The Patient Protection and Affordable Care Act (PPACA) includes multiple initiatives targeted to enable and encourage care coordination for dually eligible beneficiaries, including establishment of the Medicare-Medicaid Coordination Office within CMS and the creation of State Demonstrations to Integrate Care for Dual Eligible Individuals. Implementation of the duals demonstrations is still in its infancy, and 2013 was largely spent planning. To date, interest in the program has been strong — 26 states submitted proposals for participation in the Financial Alignment Demonstrations (FAD), though only two states have begun enrollment (MA and WA). More than two million beneficiaries (29% of full benefit duals) are expected to enroll in dual demonstrations over the next three years, with more than three-quarters in fully capitated managed care and the balance in managed fee for services shared savings models.
2014 will be a telling year as the dual demonstrations begin enrolling beneficiaries in significant numbers. The primary issue to watch will be rate sufficiency — whether the rates being negotiated in the three-way contract between Medicare, Medicaid and the plans are adequate to cover the costs and generate the savings necessary to make the integrated financing model sustainable. A related issue, and a challenge for plans, has been how to stratify and adjust interventions based on the different needs of various population segments. Other issues to watch include timing (the rollout to date has taken much longer than expected), the success of data sharing and coordination of performance metrics, and how robust requirements for consumer participation and engagement will impact program design.

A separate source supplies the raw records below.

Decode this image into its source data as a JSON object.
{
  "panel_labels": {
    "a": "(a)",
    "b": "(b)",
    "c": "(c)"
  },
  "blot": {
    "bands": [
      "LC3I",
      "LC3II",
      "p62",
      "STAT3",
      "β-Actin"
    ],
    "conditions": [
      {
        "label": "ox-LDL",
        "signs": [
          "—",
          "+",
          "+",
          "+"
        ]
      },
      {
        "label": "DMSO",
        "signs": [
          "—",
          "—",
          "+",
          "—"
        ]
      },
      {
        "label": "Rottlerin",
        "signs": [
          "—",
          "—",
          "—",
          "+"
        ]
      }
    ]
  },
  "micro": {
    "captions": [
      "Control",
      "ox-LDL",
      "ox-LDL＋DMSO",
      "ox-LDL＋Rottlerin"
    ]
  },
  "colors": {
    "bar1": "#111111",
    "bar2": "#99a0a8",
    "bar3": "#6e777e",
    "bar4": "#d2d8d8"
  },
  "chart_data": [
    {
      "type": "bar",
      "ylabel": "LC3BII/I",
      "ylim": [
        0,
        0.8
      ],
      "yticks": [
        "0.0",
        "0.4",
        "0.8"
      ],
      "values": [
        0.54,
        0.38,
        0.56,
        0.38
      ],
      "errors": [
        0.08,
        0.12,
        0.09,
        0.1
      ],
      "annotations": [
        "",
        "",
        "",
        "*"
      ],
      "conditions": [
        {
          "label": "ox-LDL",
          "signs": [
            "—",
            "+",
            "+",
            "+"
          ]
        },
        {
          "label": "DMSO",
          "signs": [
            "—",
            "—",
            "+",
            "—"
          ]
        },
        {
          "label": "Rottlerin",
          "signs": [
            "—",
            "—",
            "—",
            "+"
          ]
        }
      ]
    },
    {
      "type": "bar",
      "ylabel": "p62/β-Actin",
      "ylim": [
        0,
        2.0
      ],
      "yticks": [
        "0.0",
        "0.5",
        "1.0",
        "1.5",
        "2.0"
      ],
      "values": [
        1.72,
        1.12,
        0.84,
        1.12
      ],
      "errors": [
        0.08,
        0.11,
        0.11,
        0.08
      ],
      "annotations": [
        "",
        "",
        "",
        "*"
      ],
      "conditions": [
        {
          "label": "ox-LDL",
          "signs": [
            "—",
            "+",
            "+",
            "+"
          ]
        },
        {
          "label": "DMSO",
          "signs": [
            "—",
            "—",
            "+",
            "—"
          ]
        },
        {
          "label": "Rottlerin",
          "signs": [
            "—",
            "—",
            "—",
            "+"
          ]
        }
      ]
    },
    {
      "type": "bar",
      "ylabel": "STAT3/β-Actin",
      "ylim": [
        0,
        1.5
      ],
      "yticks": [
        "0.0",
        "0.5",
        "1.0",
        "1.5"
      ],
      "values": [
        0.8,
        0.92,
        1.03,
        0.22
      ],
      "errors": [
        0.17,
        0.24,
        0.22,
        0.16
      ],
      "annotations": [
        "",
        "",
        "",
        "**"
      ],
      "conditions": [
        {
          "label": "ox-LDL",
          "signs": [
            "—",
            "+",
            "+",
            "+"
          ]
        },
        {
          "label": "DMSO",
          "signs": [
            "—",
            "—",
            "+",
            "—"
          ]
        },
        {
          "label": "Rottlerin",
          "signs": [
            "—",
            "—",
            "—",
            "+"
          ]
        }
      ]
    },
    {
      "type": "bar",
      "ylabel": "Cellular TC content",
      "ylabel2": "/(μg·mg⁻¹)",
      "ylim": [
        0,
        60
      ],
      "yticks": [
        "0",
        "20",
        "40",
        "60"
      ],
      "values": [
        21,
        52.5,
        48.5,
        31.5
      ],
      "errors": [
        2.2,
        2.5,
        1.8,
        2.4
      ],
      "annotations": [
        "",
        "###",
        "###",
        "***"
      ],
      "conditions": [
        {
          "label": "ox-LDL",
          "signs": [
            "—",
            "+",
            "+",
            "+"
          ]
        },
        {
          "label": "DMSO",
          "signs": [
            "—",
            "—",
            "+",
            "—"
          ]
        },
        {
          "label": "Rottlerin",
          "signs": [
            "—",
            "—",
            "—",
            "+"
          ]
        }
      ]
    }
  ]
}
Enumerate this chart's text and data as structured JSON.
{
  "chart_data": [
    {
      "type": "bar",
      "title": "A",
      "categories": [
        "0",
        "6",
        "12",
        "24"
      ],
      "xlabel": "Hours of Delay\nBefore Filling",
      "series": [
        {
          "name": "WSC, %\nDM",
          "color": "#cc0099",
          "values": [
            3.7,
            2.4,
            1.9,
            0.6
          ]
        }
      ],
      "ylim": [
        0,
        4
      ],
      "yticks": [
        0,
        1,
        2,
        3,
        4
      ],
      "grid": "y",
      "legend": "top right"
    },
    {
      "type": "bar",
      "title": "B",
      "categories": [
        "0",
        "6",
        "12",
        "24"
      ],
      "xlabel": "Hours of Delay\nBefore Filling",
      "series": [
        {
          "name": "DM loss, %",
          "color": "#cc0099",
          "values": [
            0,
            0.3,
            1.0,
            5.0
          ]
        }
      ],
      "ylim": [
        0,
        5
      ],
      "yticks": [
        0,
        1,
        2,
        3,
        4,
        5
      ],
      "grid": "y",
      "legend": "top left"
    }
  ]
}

As additional states roll out care coordination initiatives in 2014, all eyes will be on the ultimate measure of success — can these initiatives improve care and reduce costs? We are likely to see only preliminary findings in the year to come, with more robust outcome data available in 2015 and beyond.
Trend 8: Continuing spotlight on pharmaceutical coverage and costs
In states that expand Medicaid, pharmaceutical spending can be expected to increase significantly; and all states will continue to see an increase in spending for drugs as new and more effective therapies are introduced.
Medicaid formularies are in flux. Traditionally, state Medicaid programs were required to cover all drugs for which manufacturers enter into rebate agreements. However, under the new alternative benefit plan (ABP) for expansion adults, states need only cover the greater of one drug per category and class, or the number of drugs per category and class in the designated EHB base benchmark (or reference) plan. While most expansion states appear to be tracking traditional Medicaid formularies, state choices may not be known until after states submit their ABP plans which could be as late as March 2014.